15. The Doctor tells me Lord Milltown could not come home just now, that he can live at Leamington while the £200 he has just won will last, and what he will do after that nobody can tell; he is unable to raise money to pay the renewal fines of some farms on his wife’s property, the leases of which have fallen in, so that her income will be lessened for the future; and he knows the authour of Harry Lorrequer24 a class fellow of his own, a wild, very clever, hare-brained creature, who himself played off many of the tricks he describes, now living at Brussels, I fear not very creditably, since his present employment is fleecing Hugh Henry at Ecartez.

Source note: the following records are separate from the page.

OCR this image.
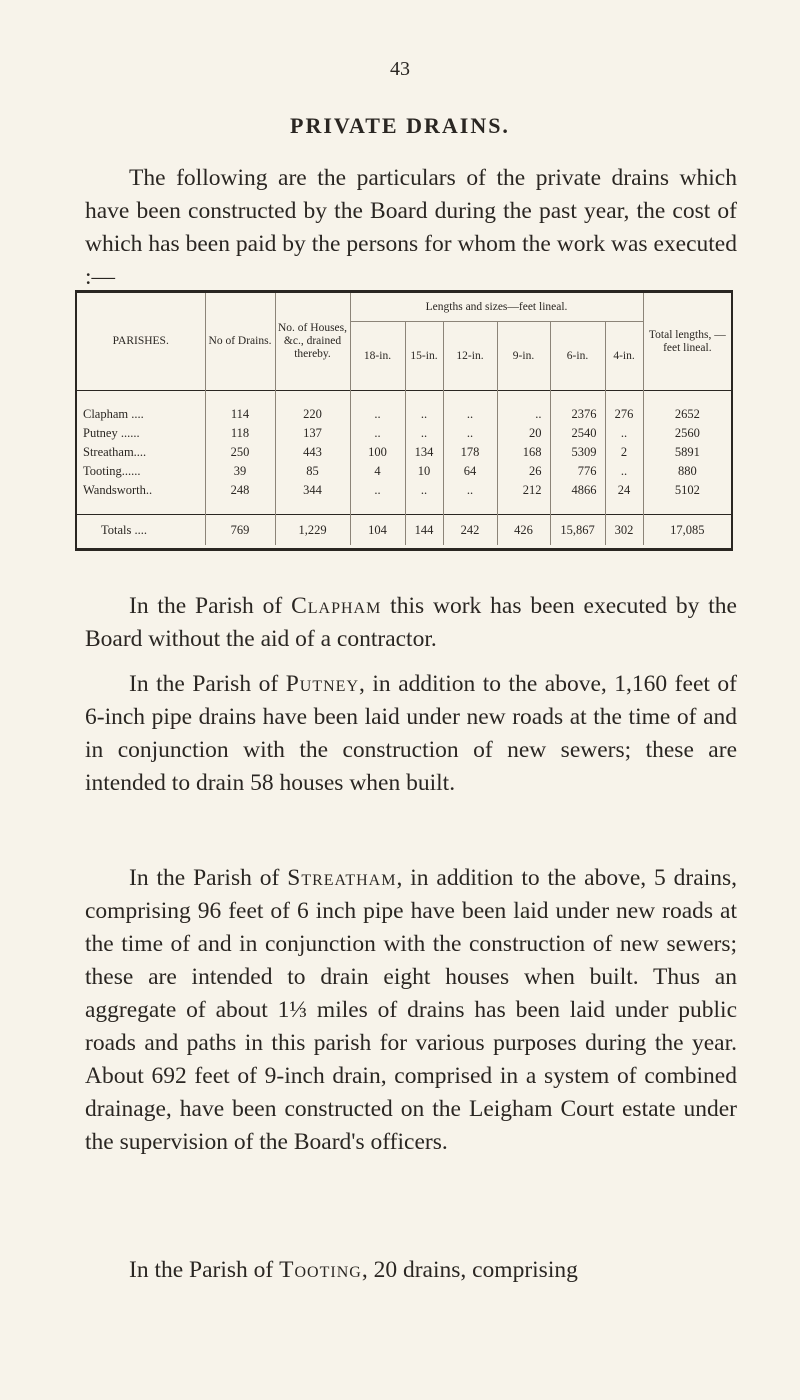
43
PRIVATE DRAINS.

The following are the particulars of the private drains which have been constructed by the Board during the past year, the cost of which has been paid by the persons for whom the work was executed :—

PARISHES.	No of Drains.	No. of Houses, &c., drained thereby.	Lengths and sizes—feet lineal.						Total lengths, — feet lineal.
			18-in.	15-in.	12-in.	9-in.	6-in.	4-in.	

Clapham ....	114	220	..	..	..	..	2376	276	2652
Putney ......	118	137	..	..	..	20	2540	..	2560
Streatham....	250	443	100	134	178	168	5309	2	5891
Tooting......	39	85	4	10	64	26	776	..	880
Wandsworth..	248	344	..	..	..	212	4866	24	5102

Totals ....	769	1,229	104	144	242	426	15,867	302	17,085

In the Parish of Clapham this work has been executed by the Board without the aid of a contractor.

In the Parish of Putney, in addition to the above, 1,160 feet of 6-inch pipe drains have been laid under new roads at the time of and in conjunction with the construction of new sewers; these are intended to drain 58 houses when built.

In the Parish of Streatham, in addition to the above, 5 drains, comprising 96 feet of 6 inch pipe have been laid under new roads at the time of and in conjunction with the construction of new sewers; these are intended to drain eight houses when built. Thus an aggregate of about 1⅓ miles of drains has been laid under public roads and paths in this parish for various purposes during the year. About 692 feet of 9-inch drain, comprised in a system of combined drainage, have been constructed on the Leigham Court estate under the supervision of the Board's officers.

In the Parish of Tooting, 20 drains, comprising
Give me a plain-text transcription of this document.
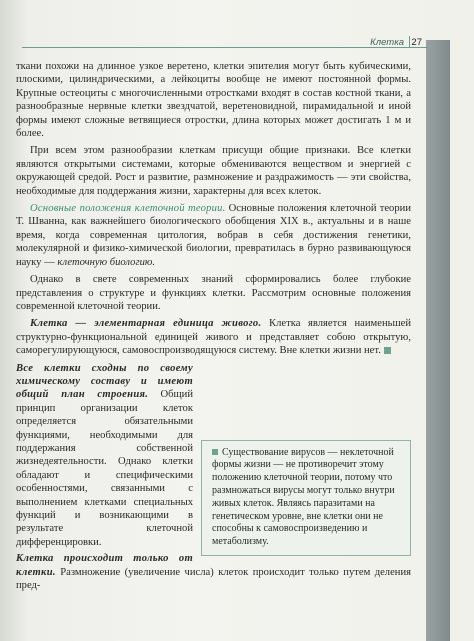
Клетка 27

ткани похожи на длинное узкое веретено, клетки эпителия могут быть кубическими, плоскими, цилиндрическими, а лейкоциты вообще не имеют постоянной формы. Крупные остеоциты с многочисленными отростками входят в состав костной ткани, а разнообразные нервные клетки звездчатой, веретеновидной, пирамидальной и иной формы имеют сложные ветвящиеся отростки, длина которых может достигать 1 м и более.

При всем этом разнообразии клеткам присущи общие признаки. Все клетки являются открытыми системами, которые обмениваются веществом и энергией с окружающей средой. Рост и развитие, размножение и раздражимость — эти свойства, необходимые для поддержания жизни, характерны для всех клеток.

Основные положения клеточной теории. Основные положения клеточной теории Т. Шванна, как важнейшего биологического обобщения XIX в., актуальны и в наше время, когда современная цитология, вобрав в себя достижения генетики, молекулярной и физико-химической биологии, превратилась в бурно развивающуюся науку — клеточную биологию.

Однако в свете современных знаний сформировались более глубокие представления о структуре и функциях клетки. Рассмотрим основные положения современной клеточной теории.

Клетка — элементарная единица живого. Клетка является наименьшей структурно-функциональной единицей живого и представляет собою открытую, саморегулирующуюся, самовоспроизводящуюся систему. Вне клетки жизни нет.

Существование вирусов — неклеточной формы жизни — не противоречит этому положению клеточной теории, потому что размножаться вирусы могут только внутри живых клеток. Являясь паразитами на генетическом уровне, вне клетки они не способны к самовоспроизведению и метаболизму.

Все клетки сходны по своему химическому составу и имеют общий план строения. Общий принцип организации клеток определяется обязательными функциями, необходимыми для поддержания собственной жизнедеятельности. Однако клетки обладают и специфическими особенностями, связанными с выполнением клетками специальных функций и возникающими в результате клеточной дифференцировки.

Клетка происходит только от клетки. Размножение (увеличение числа) клеток происходит только путем деления пред-
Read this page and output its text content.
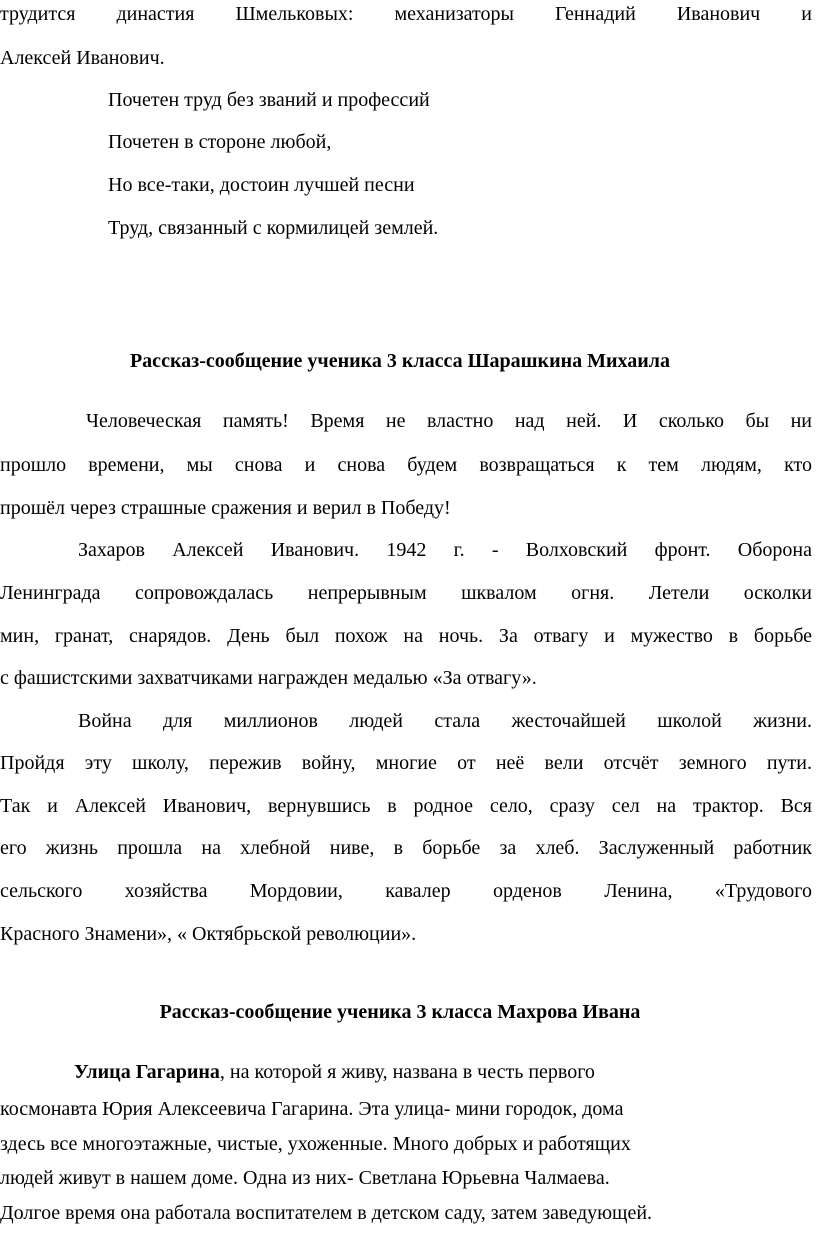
трудится династия Шмельковых: механизаторы Геннадий Иванович и
Алексей Иванович.
Почетен труд без званий и профессий
Почетен в стороне любой,
Но все-таки, достоин лучшей песни
Труд, связанный с кормилицей землей.
Рассказ-сообщение ученика 3 класса Шарашкина Михаила
Человеческая память! Время не властно над ней. И сколько бы ни
прошло времени, мы снова и снова будем возвращаться к тем людям, кто
прошёл через страшные сражения и верил в Победу!
Захаров Алексей Иванович. 1942 г. - Волховский фронт. Оборона
Ленинграда сопровождалась непрерывным шквалом огня. Летели осколки
мин, гранат, снарядов. День был похож на ночь. За отвагу и мужество в борьбе
с фашистскими захватчиками награжден медалью «За отвагу».
Война для миллионов людей стала жесточайшей школой жизни.
Пройдя эту школу, пережив войну, многие от неё вели отсчёт земного пути.
Так и Алексей Иванович, вернувшись в родное село, сразу сел на трактор. Вся
его жизнь прошла на хлебной ниве, в борьбе за хлеб. Заслуженный работник
сельского хозяйства Мордовии, кавалер орденов Ленина, «Трудового
Красного Знамени», « Октябрьской революции».
Рассказ-сообщение ученика 3 класса Махрова Ивана
Улица Гагарина, на которой я живу, названа в честь первого
космонавта Юрия Алексеевича Гагарина. Эта улица- мини городок, дома
здесь все многоэтажные, чистые, ухоженные. Много добрых и работящих
людей живут в нашем доме. Одна из них- Светлана Юрьевна Чалмаева.
Долгое время она работала воспитателем в детском саду, затем заведующей.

17. Great commotion in the yard, Mary Highland having been seen at the peach trees. I gave it them well at all sides, being very angry and for sundry reasons of my own being very glad of an opportunity publickly to find fault with her. Tom Darker has distrained the three bad Tenants, Kearns, Doyle and Quin.25
25. No letter from Hal by the early post, the second brought me his first from St. Servans. Says if I like he will return to sweet Baltiboys, where perhaps we might economise just as well as anywhere else after all. I will say the word, he may depend upon it, too happy to get him back at this small cost to the place where he is best and happiest, and where he ought to be. And may God grant that this new trial, backed by so many more equally unsuccessful, may cure his restless temper, which I sincerely believe was at the bottom of this whim, though he fancied it resulted from prudence. The dreadful society is worse in my eyes than the ugly, wretched seaport. What could he expect from a set of people among whom Dr. Eckford figured chief. Henry Robertson is so captivated by the scenery and the air here, that he seriously thinks of coming to live in Dublin or near it. His £800 a year, which is a bare maintenance for them in Edinburgh, would enable them to keep a carriage here; he says that if we could gather a little knot of Indians about us, we might laugh at the world.